The EmStat3+ and EmStat4 HR support currents up to 100 mA and 200 mA, which result in a significant potential drop.
2, 3 and 4-Electrode Measurements
Most of PalmSens’ instruments only offer a 2- or 3-electrode setup. The EmStat4 HR is also suitable for a 4-electrode setup. To understand the purpose of the 4-electrode measurement each setup (2-, 3-, and 4-electrodes) will be discussed in this section.
To make a 2-electrode setup just combine the counter and the reference electrode. The counter electrode of our cables is stackable, so you can conveniently combine them. You connect the working electrode (and sense) lead to one electrode and the combined counter and reference electrode lead to the other.
During a measurement in a 2-electrode setup, the potential will be applied between the two electrodes and the current will flow between the same two electrodes (see Figure 2). This means the applied potential includes the potential drop across the working electrode’s interface, the potential drop across the solution, and the potential drop across the counter electrode’s interface. Any changes at the counter electrode will influence the result. If your counter electrode is expected to be stable during the measurement due to low currents or a short duration of the measurement, you can use this setup almost equivalent to a 3-electrode setup. Otherwise, this setup is only used for applications where the full cell potential is an interesting parameter, for example, fuel cells or batteries.
The 3-electrode setup is the most common setup during electrochemical measurements. The working electrode (and sense) will carry current and potential in this setup as it does in the 2-electrode setup. The counter electrode will still carry the current, but the potential is controlled between the working and reference electrode (see Figure 3).

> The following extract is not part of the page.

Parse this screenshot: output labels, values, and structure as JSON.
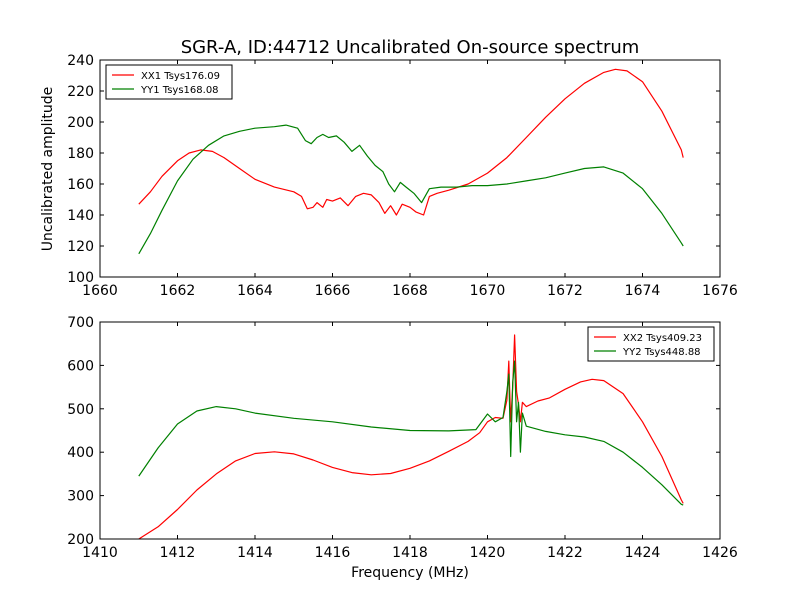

This has the advantage that the potential drop across the counter electrodes interface is not included in the applied potential. Another advantage is that the reference electrode does not carry any current and will thus keep a stable potential during the measurement. This means the potential of the working electrode is more accurate.
In the 4-electrode setup, the working electrode is split into two electrodes: the working electrode and the sense. The potential is applied between the sense lead and the reference electrode. The current flow between the working electrode and counter electrode.
This way the potential drops across the counter or working electrodes’ interfaces and thus the corresponding reactions are not contributing to this measurement. Only processes across the solution and obstacles, for example, a membrane, between the sense and the reference electrode contribute.
This setup is usually only used to research solid-state electrolytes, membranes, or liquid-liquid interfaces.